Home delivery is apparently just for pizza

The American College of Obstetricians and Gynecologists has just released a statement on their anti-homebirth position as a means of quietly confronting the 'popularity' of Ricki Lake's On The Business of Being Born. As can be expected from a group of highly paid doctors working in hospitals, ACOG states the most ideal model for birth is inevitably in a hospital with an obstetrician where risk can be managed. They say:

"Childbirth decisions should not be dictated or influenced by what's fashionable, trendy, or the latest cause célèbre. Despite the rosy picture painted by home birth advocates, a seemingly normal labor and delivery can quickly become life-threatening for both the mother and baby."

Not only does the ACOG discount all of the legitimate medical literature arguing for the benefits of homebirth, the idea that millions of American women are jumping on the homebirth bandwagon from seeing a movie is insane. If only this was the case! Despite the seeming popular appeal of homebirth, the fact is that most American women (about 99%) still give birth in hospitals and only about 1% of all births are 'alternative' with midwives, in birth centres or at home. Moreover, increasingly homebirth and midwifery are becoming harder to access in a number of states. A bill has passed through the Utah legislature that seeks to ban homebirths altogether and is just another way in which women's rights are being curtailed, providing fodder for the black market of midwives that is thriving in states across America.

According to ACOG, birth is just an emergency waiting to happen. It is a frightening proposition that this medical body says that they support a woman's right to 'choose' how she will give birth but implicit in that statement is the suggestion that if you decide to avoid intervention you are irresponsible. This raises very serious questions about what is considered to be 'high-risk'; increasingly having a big baby, a premature baby or a previous caesar are grounds for intervention whereas earlier they would not.

What's worse is that the high caesarean rate in America is attributed to pregnant women being too overweight and too old; ACOG places no responsibility for the 45% rate of caesars on obstetricians themselves. As Jennifer Block so convincingly argues in Pushed, the reality of hospital birth today is contingent on doctor's wanting short shifts, fast births and women to just shut up about it. ACOG speaks of midwives as if they are the devil's advocates and categorically state that as a result of their lack of comparable skills and inability to address 'high-risk' pregnancies, midwives are not to be trusted.

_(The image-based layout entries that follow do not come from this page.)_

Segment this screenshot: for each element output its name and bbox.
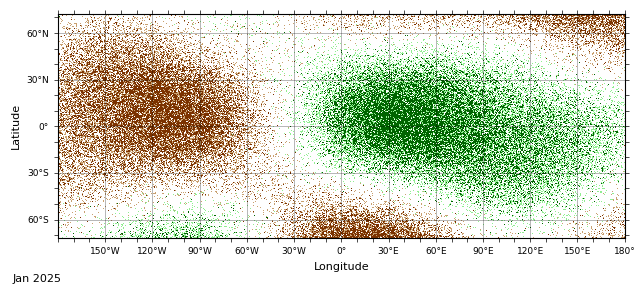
Y-axis label: Latitude: Latitude	[11, 103, 21, 149]
X-axis label: Longitude: Longitude	[314, 262, 369, 272]
Text: Jan 2025: Jan 2025	[13, 274, 62, 284]
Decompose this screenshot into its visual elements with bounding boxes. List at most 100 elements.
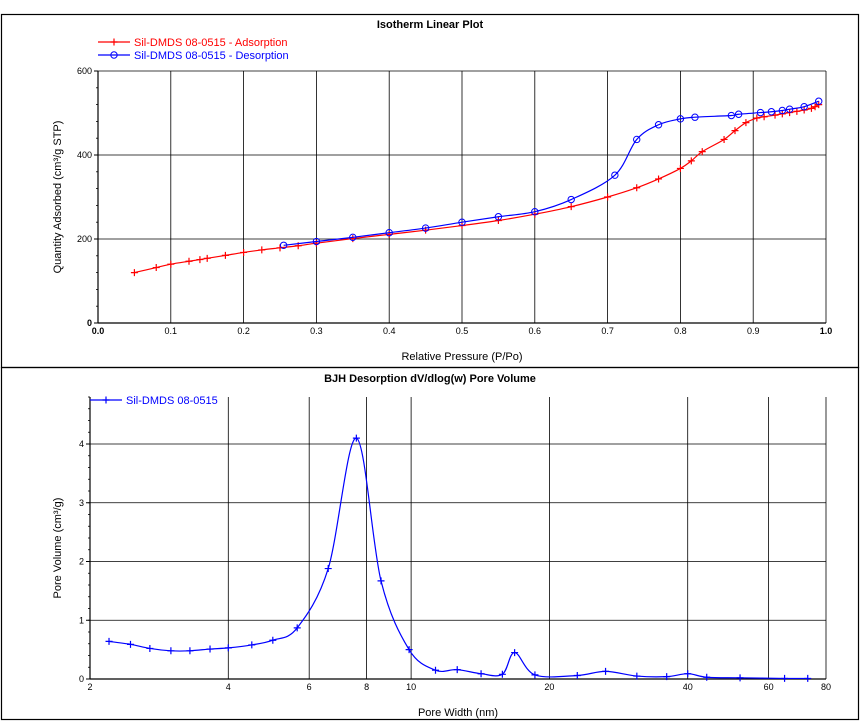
data-point bbox=[734, 110, 743, 118]
y-tick-label: 3 bbox=[79, 498, 84, 508]
data-point bbox=[736, 674, 744, 682]
series-1 bbox=[130, 101, 823, 277]
data-point bbox=[567, 195, 575, 204]
data-point bbox=[349, 233, 357, 242]
legend-label: Sil-DMDS 08-0515 - Desorption bbox=[134, 50, 289, 62]
y-tick-label: 0 bbox=[79, 674, 84, 684]
data-point bbox=[269, 636, 277, 644]
series-1 bbox=[105, 434, 812, 682]
data-point bbox=[815, 97, 823, 105]
legend: Sil-DMDS 08-0515 bbox=[90, 395, 218, 407]
y-tick-label: 1 bbox=[79, 615, 84, 625]
data-point bbox=[385, 229, 393, 237]
data-point bbox=[258, 246, 266, 254]
data-point bbox=[221, 251, 229, 259]
data-point bbox=[567, 203, 575, 211]
legend-marker bbox=[110, 38, 118, 46]
x-tick-label: 0.7 bbox=[601, 326, 614, 336]
data-point bbox=[494, 217, 502, 225]
pore-volume-plot: BJH Desorption dV/dlog(w) Pore Volume Po… bbox=[52, 373, 831, 719]
x-tick-label: 2 bbox=[87, 682, 92, 692]
x-tick-label: 0.2 bbox=[237, 326, 250, 336]
data-point bbox=[458, 218, 466, 226]
data-point bbox=[602, 667, 610, 675]
data-point bbox=[312, 237, 321, 246]
x-tick-label: 0.3 bbox=[310, 326, 323, 336]
legend-marker bbox=[102, 396, 110, 404]
data-point bbox=[781, 674, 789, 682]
x-tick-label: 40 bbox=[683, 682, 693, 692]
data-point bbox=[633, 135, 641, 144]
top-panel-frame bbox=[0, 13, 860, 369]
data-point bbox=[431, 666, 439, 674]
x-tick-label: 10 bbox=[406, 682, 416, 692]
x-tick-label: 0.0 bbox=[92, 326, 105, 336]
data-point bbox=[703, 673, 711, 681]
x-tick-label: 4 bbox=[226, 682, 231, 692]
x-tick-label: 0.6 bbox=[529, 326, 542, 336]
data-point bbox=[203, 254, 211, 262]
chart-title: Isotherm Linear Plot bbox=[377, 19, 484, 31]
data-point bbox=[676, 164, 684, 172]
legend-label: Sil-DMDS 08-0515 - Adsorption bbox=[134, 37, 287, 49]
data-point bbox=[531, 671, 539, 679]
data-point bbox=[248, 641, 256, 649]
data-point bbox=[206, 645, 214, 653]
data-point bbox=[167, 260, 175, 268]
data-point bbox=[604, 193, 612, 201]
data-point bbox=[756, 108, 765, 117]
y-axis-label: Pore Volume (cm³/g) bbox=[52, 498, 64, 599]
data-point bbox=[126, 640, 134, 648]
isotherm-plot: Isotherm Linear Plot Relative Pressure (… bbox=[52, 19, 832, 363]
x-tick-label: 0.9 bbox=[747, 326, 760, 336]
x-tick-label: 80 bbox=[821, 682, 831, 692]
data-point bbox=[793, 107, 801, 115]
data-point bbox=[453, 666, 461, 674]
y-tick-label: 4 bbox=[79, 439, 84, 449]
data-point bbox=[152, 264, 160, 272]
y-tick-label: 2 bbox=[79, 557, 84, 567]
data-point bbox=[691, 113, 699, 121]
grid bbox=[89, 397, 827, 680]
data-point bbox=[293, 624, 301, 632]
data-point bbox=[720, 135, 728, 143]
data-point bbox=[727, 111, 736, 120]
grid bbox=[97, 70, 827, 324]
data-point bbox=[663, 673, 671, 681]
legend-marker bbox=[110, 51, 118, 59]
data-point bbox=[377, 577, 385, 585]
data-point bbox=[186, 647, 194, 655]
data-point bbox=[811, 103, 819, 111]
y-tick-label: 400 bbox=[77, 150, 92, 160]
series-line bbox=[283, 100, 819, 246]
x-tick-label: 6 bbox=[307, 682, 312, 692]
y-tick-label: 600 bbox=[77, 66, 92, 76]
data-point bbox=[352, 434, 360, 442]
data-point bbox=[633, 672, 641, 680]
y-tick-label: 200 bbox=[77, 234, 92, 244]
data-point bbox=[800, 103, 808, 111]
data-point bbox=[731, 127, 739, 135]
data-point bbox=[511, 649, 519, 657]
x-tick-label: 0.8 bbox=[674, 326, 687, 336]
x-axis-label: Relative Pressure (P/Po) bbox=[401, 351, 522, 363]
data-point bbox=[477, 670, 485, 678]
data-point bbox=[130, 269, 138, 277]
x-tick-label: 60 bbox=[764, 682, 774, 692]
data-point bbox=[760, 113, 768, 121]
data-point bbox=[405, 646, 413, 654]
data-point bbox=[324, 565, 332, 573]
bottom-panel-frame bbox=[0, 366, 860, 721]
data-point bbox=[687, 157, 695, 165]
x-tick-label: 0.5 bbox=[456, 326, 469, 336]
y-axis-label: Quantity Adsorbed (cm³/g STP) bbox=[52, 121, 64, 274]
chart-title: BJH Desorption dV/dlog(w) Pore Volume bbox=[324, 373, 536, 385]
data-point bbox=[654, 121, 663, 129]
data-point bbox=[785, 105, 794, 113]
x-axis-label: Pore Width (nm) bbox=[418, 707, 498, 719]
data-point bbox=[146, 644, 154, 652]
data-point bbox=[698, 148, 706, 156]
data-point bbox=[611, 171, 619, 179]
series-line bbox=[134, 104, 820, 274]
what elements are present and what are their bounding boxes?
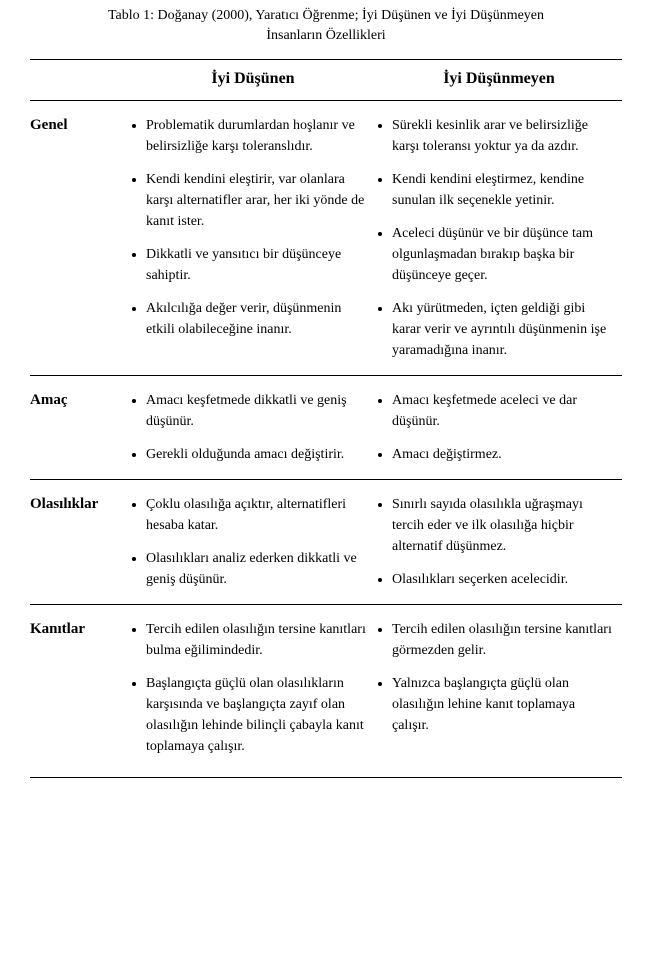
list-item: Yalnızca başlangıçta güçlü olan olasılığ… [392,673,614,736]
sections-container: Genel Problematik durumlardan hoşlanır ve… [30,100,622,771]
cell-good: Çoklu olasılığa açıktır, alternatifleri … [130,494,376,592]
list-item: Kendi kendini eleştirir, var olanlara ka… [146,169,368,232]
list-item: Tercih edilen olasılığın tersine kanıtla… [392,619,614,661]
bottom-rule [30,777,622,778]
caption-line-1: Tablo 1: Doğanay (2000), Yaratıcı Öğrenm… [108,8,544,23]
list-item: Amacı keşfetmede aceleci ve dar düşünür. [392,390,614,432]
list-item: Dikkatli ve yansıtıcı bir düşünceye sahi… [146,244,368,286]
good-list: Problematik durumlardan hoşlanır ve beli… [130,115,368,340]
cell-bad: Sınırlı sayıda olasılıkla uğraşmayı terc… [376,494,622,592]
row-label: Olasılıklar [30,494,130,592]
list-item: Amacı keşfetmede dikkatli ve geniş düşün… [146,390,368,432]
col-header-good: İyi Düşünen [130,70,376,88]
bad-list: Amacı keşfetmede aceleci ve dar düşünür.… [376,390,614,465]
list-item: Tercih edilen olasılığın tersine kanıtla… [146,619,368,661]
bad-list: Sınırlı sayıda olasılıkla uğraşmayı terc… [376,494,614,590]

What about all of the literature suggesting that birth with a midwife actually lowers caesarean rates?

In a nutshell, ACOG says in no uncertain terms: "Choosing to deliver a baby at home... is to place the processof giving birth over the goal of having a healthy baby." There is no 'right' way to give birth and to suggest that women are irresponsible for moving away from the medical model is an appalling abuse of biomedical power.